Lebanon Negara yang Dikenal Swiss-nya Timur Tengah Itu Kini Diambang Kehancuran Akibat Perang Israel
Negara di Asia Barat tersebut, terutama ibu kotanya Beirut, merupakan kota tujuan wisata bagi para turis-turis terkaya di dunia.
Editor: Hasanudin Aco
Ini dimulai pada tanggal 13 April 1975, ketika Phalangist, milisi Kristen Maronit, menyerang sebuah bus yang membawa warga Palestina ke kamp pengungsi di Tall al-Zatar, yang meningkatkan ketegangan yang ada menjadi konflik yang lebih luas.
Perang tersebut berakar pada perpecahan sektarian yang mendalam antara umat Kristen dan Muslim, kesenjangan sosial ekonomi, dan kehadiran Organisasi Pembebasan Palestina (PLO) di Lebanon.
PLO , yang diusir dari Yordania setelah adanya upaya pembunuhan terhadap Raja Hussein , berkumpul kembali di Lebanon.
Keterlibatan PLO cukup signifikan.
Umat Muslim dan kaum kiri di Lebanon mendukung gerakan tersebut, sementara umat Kristen menentangnya karena khawatir gerakan tersebut akan merusak dominasi politik mereka.
Invasi Israel pada tahun 1982 bertujuan untuk menyingkirkan pasukan PLO dan menyebabkan pengepungan Beirut, yang berpuncak pada pengusiran PLO di bawah pengawasan internasional.
Periode ini juga menyaksikan munculnya kelompok Syiah, termasuk Hizbullah yang didukung Iran.
Antara tahun 1976 dan 1988, konflik internal dan berbagai upaya perdamaian yang gagal mewarnai perang, memperumit situasi dengan banyaknya faksi dan kekuatan eksternal yang terlibat.

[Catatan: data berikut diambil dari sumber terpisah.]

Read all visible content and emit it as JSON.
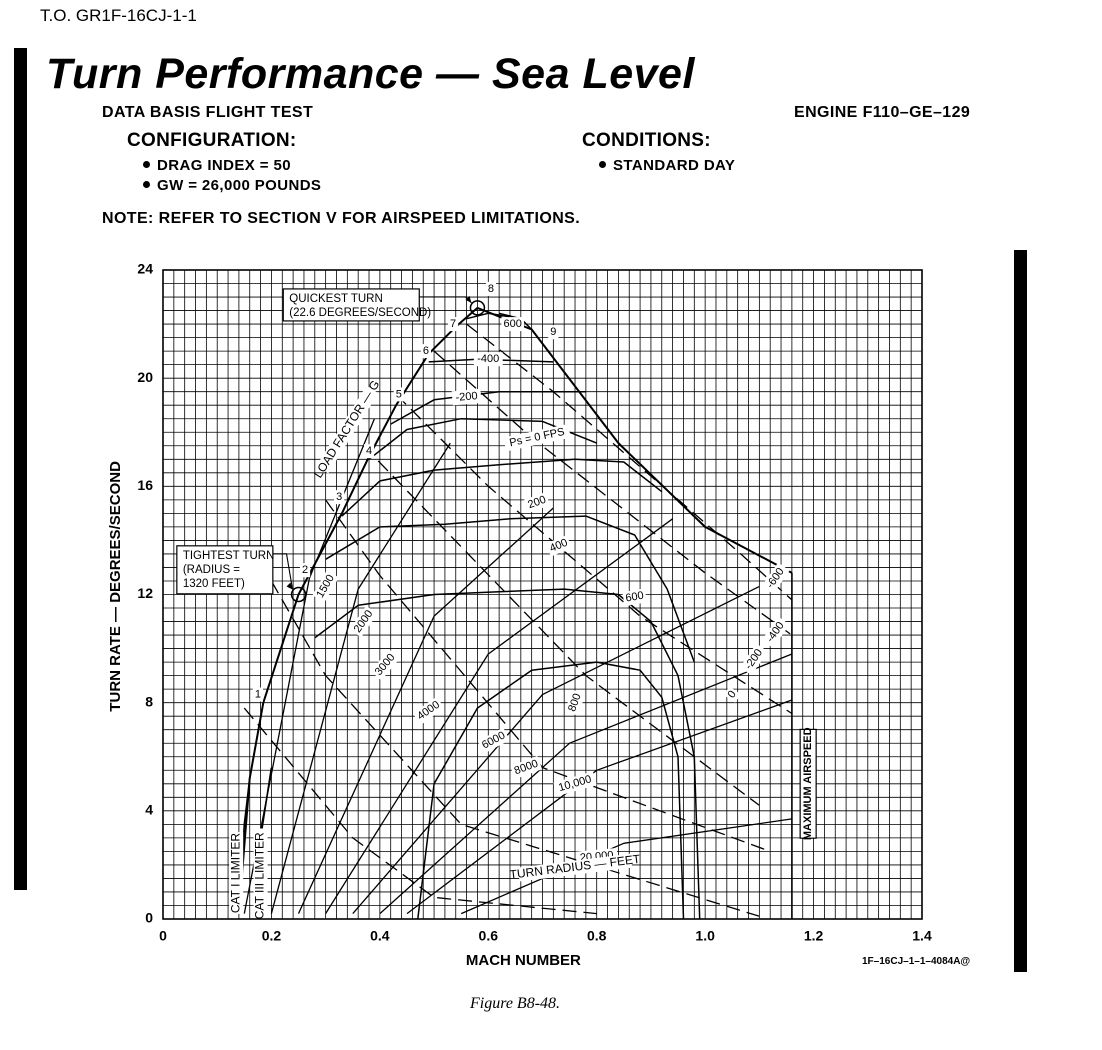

Perjanjian Taif, yang ditengahi oleh Liga Arab pada tahun 1989, menandai dimulainya berakhirnya perang, yang berujung pada pemilihan presiden baru, Elias Hrawi, dan demobilisasi milisi secara bertahap.
Namun, Hizbullah tetap menjadi kekuatan yang kuat.
Lebanon Mulai Ambruk Perlahan
Lebanon mengalami krisis ekonomi yang parah karena pemerintahan demi pemerintahan membuat keuangan negara terlilit utang setelah perang saudara.
Bank-bank di sana kolaps, orang-orang kehilangan rekening tabungan atau dana mereka tidak dapat diakses.
Hal ini merupakan hasil dari elit sektarian yang terus menerus dan banyak meminjam, demikian laporan Reuters.
Beberapa pakar telah menyebutkan bagaimana sistem keuangan Lebanon merupakan skema Ponzi yang diatur secara nasional, di mana uang baru diambil untuk membayar kreditor yang ada. Skema ini berjalan hingga uang baru berhenti mengalir.